黒木瞳がパーソナリティを務める番組「あさナビ」(ニッポン放送)に株式会社KDDIウェブコミュニケーションズ代表取締役社長の山崎雅人が出演。クラウド電話サービスがもたらす新しい通話の形、また、変わりゆくITのあり方について語った。
黒木)今週のゲストは株式会社KDDIウェブコミュニケーションズ代表取締役社長の山崎雅人さんです。ビジネスシーンに向けてさまざまなITサービスを提供されていますが、新しいサービスについて教えてください。
山崎)「Twilio(トゥイリオ)」というクラウド電話サービスと言われるものです。電話というと、電話会社に申し込みをして、工事をして、使えるまでに2週間くらいかかります。そのような形で提供されて来たのですが、いまは時代が変わって、インターネット上から申し込むと、初期費用がかからず、すぐに無料トライアルを始めることができるというサービスになります。
黒木)ということは、今後、家電はなくなって行くのですか?
山崎)通常の電話は、すでに使われなくなって来ています。最近の若い人たちには、いわゆる「家電」を持っていない方も少なくありません。携帯電話を使っての通話も以前と比べると減っているようです。
黒木)でもこのサービスは、電話のサービスですよね?
山崎)「電話の通話を安く早くする」というサービスですので、会話をするということ自体は変わりませんが、電話を使うときに、「このような設備が必要で、こういう電話機が必要」などということはなく、「手軽に使えるような環境をつくる」というサービスです。
黒木)本体は買わなければいけませんよね?
山崎)スマートフォンなどは必要になります。
黒木)そういうものは買う必要があるけれど、すぐに通話ができるようになる。
山崎)そうですね。「通話ができる」というと、普通の電話でも通話はできるのでピンと来ないかも知れません。しかし、パソコンから簡単に通話ができるようにするなどの機能は、企業さんが多く使われるサービスなのですが、新しく会社をつくる際に、工事をして設備をつくって、というようなことをしなければいけないのが、「パソコンで申し込みをすると、パソコンを使ってそのまま電話ができてしまう」というような使い方のサービスです。
黒木)なるほど。
山崎)あるいは、チケットを買うときに、本人確認のために、送られて来たコードを入れるとチケットが買えるというような、セキュリティとしてのツールを提供することもできます。あらゆるところで、このITを使って便利にコミュニケーションを図りましょう、というときに使う部品のようなものをたくさん提供しているサービスになりますので、表からはほとんど見えず、裏側にいろいろなことがたくさん入っているというようなサービスになります。

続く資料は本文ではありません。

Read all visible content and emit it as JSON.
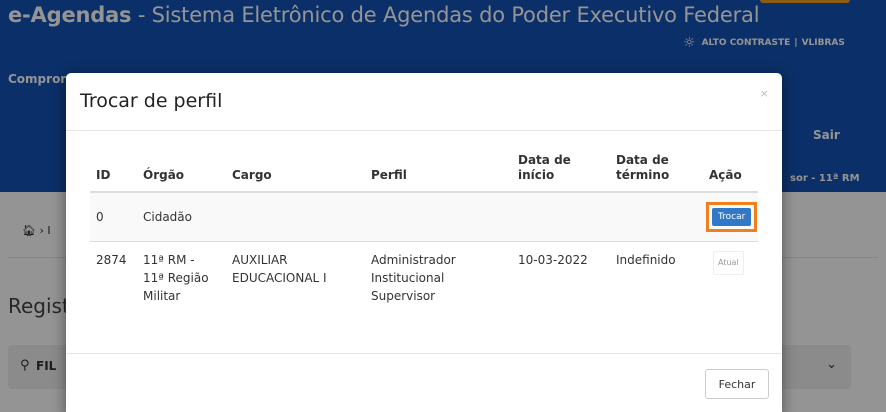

黒木)どんどん変わって行きますね。どんどん変わって行くことに関して、社長としてはどのように考えていますか?
山崎)便利なものがあっても、使えない人が多いということではいけません。誰もが簡単に使えるサービスをさせていただいています。
黒木)KDDIウェブコミュニケーションズは1987年に立ち上げられたということですが、ビジネスシーンはずいぶん変わって来ましたよね。その辺りはどのように考えていますか?
山崎)創業したころは、まだインターネットはそれほどメジャーではなく、知る人ぞ知るという世界でした。
黒木)87年ですとそうですよね。
山崎)1フロアにパソコンが1台というような時代でしたので、誰かとつながるためではなく、どちらかというと忘れないように記録したり、綺麗にワープロを打つということがITの世界でした。それが変わって来て、1人1台パソコンを持つ時代になって、いまではパソコンすら持たずに、スマートフォンやタブレットを使って仕事をしてしまうような時代になっています。我々も長くこの世界にいますが、最初にやっていた仕事といまやっている仕事では、まったく違います。使う頭も違いますし、「ついて行けるのかな」というような話も出ています。
黒木)事業内容もまったく変わって来ていますよね?
山崎)そうですね。昔は使うことが目的で、「その環境をつくる」ということを提供していたのですが、いまは「使って何をするのか」ということをお客さんに提供する、という時代に変わって来ているのかなと思います。
山崎雅人(やまざき・まさと)/(株)KDDIウェブコミュニケーションズ代表取締役社長
■1990年、第二電電株式会社(現KDDI)入社。業務系、営業支援系のシステム開発、企業向けサービス企画・開発、事業企画等を担当。
■2016年、KDDIウェブコミュニケーションズの社長に就任。小規模事業者の課題解決・IT化促進、新しい働き方、情報格差の解消などが関心ごと。
【株式会社KDDIウェブコミュニケーションズ】
■1987年からレンタルサーバー事業「CPI」創業。30年以上続く老舗ブランド。
■2009年、専門知識がなくても簡単にホームページを作成できるドイツのホームページ作成サービス「ジンドゥー」と日本での独占契約を締結。「ジンドゥー・ジャパン」としてサービス提供。現在までに200万サイトが日本でつくられている。
■その他にも、クラウド電話APIサービス「Twilio」、ブログサービス「g.o.a.t」を展開。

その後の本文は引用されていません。